This resource was developed in 2004 as part of “The Conquest of Mexico” by Nancy Fitch.
From Fray Bernardino de Sahagún, The Florentine Codex, Book 12, Chapter 23 (Mexica)
Here it is told how Moctezuma and a great noble of Tlatilulco died, and how [the Spaniards] had tossed their bodies out of the door of the house where they were.
Four days after people had been cast down from the temple [during fighting, when the Spaniards captured it], the Spaniards tossed the bodies of Moctezuma and Itzquauhtzin, who had died, on a place near the water’s edge called Teoayoc [“Place of the Divine Turtle”], for an image carved in stone . . . that had the likeness of a turtle.

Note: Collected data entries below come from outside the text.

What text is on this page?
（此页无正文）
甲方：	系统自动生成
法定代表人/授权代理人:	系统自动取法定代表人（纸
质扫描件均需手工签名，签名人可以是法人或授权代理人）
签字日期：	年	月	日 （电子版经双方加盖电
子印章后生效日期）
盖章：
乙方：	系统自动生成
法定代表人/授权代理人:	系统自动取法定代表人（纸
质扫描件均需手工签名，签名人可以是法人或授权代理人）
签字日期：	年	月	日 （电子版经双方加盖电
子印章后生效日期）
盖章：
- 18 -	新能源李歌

And when they were seen and recognized as being Moctezuma and Itzquauhtzin, they hurried to take Moctezuma up in their arms and brought him to a place called Copulco. There they placed him on a wooden pyre and set fire to it. The fire began to crackle and roar, with many tongues of flame, tongues of flame like tassels, rising up. And Moctezuma’s body lay sizzling, and it smelled like scorched meat, and it let off a foul stench as it burned.

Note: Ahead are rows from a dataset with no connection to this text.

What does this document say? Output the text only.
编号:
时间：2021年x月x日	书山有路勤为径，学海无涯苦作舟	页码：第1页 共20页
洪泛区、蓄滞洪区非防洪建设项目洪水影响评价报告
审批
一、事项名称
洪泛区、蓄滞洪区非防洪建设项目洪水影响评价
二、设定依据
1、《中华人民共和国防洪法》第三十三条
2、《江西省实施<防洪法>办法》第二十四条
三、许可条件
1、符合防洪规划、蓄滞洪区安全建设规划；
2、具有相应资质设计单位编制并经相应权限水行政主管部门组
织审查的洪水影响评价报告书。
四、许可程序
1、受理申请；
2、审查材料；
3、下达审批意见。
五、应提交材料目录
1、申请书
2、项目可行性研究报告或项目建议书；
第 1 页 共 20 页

And while the body of Moctezuma burned, some people, angry and without good will, chided him, saying “this unhappy man made the whole world fear him; in the whole world he was dreaded; in the whole world he was respected and feared. If someone offended him in the smallest of ways, he immediately annihilated him. He punished many for imaginary offenses, which were not real, just fabricated stories.” And many others cursed him, screamed, lamented, and shook their heads.
[The next part of the chapter talks about how, unlike Moctezuma, Itzquauhtzin was buried with “great honors.”]
And for four days, fighting continued. And for seven days the Spaniards were under siege in their houses. But after seven days, the Spaniards came out, to observe, to look around . . . . They went as far as Maçatzintamalco. They went to gather stalks of green maize [corn] that had begun to form ears. They went to gather the maize as if they were at war. They gathered the maize with great haste; they hardly arrived had arrived when they quickly returned to enter [the palace]. And when they left, the sun was high; [when they returned, the sun] was setting.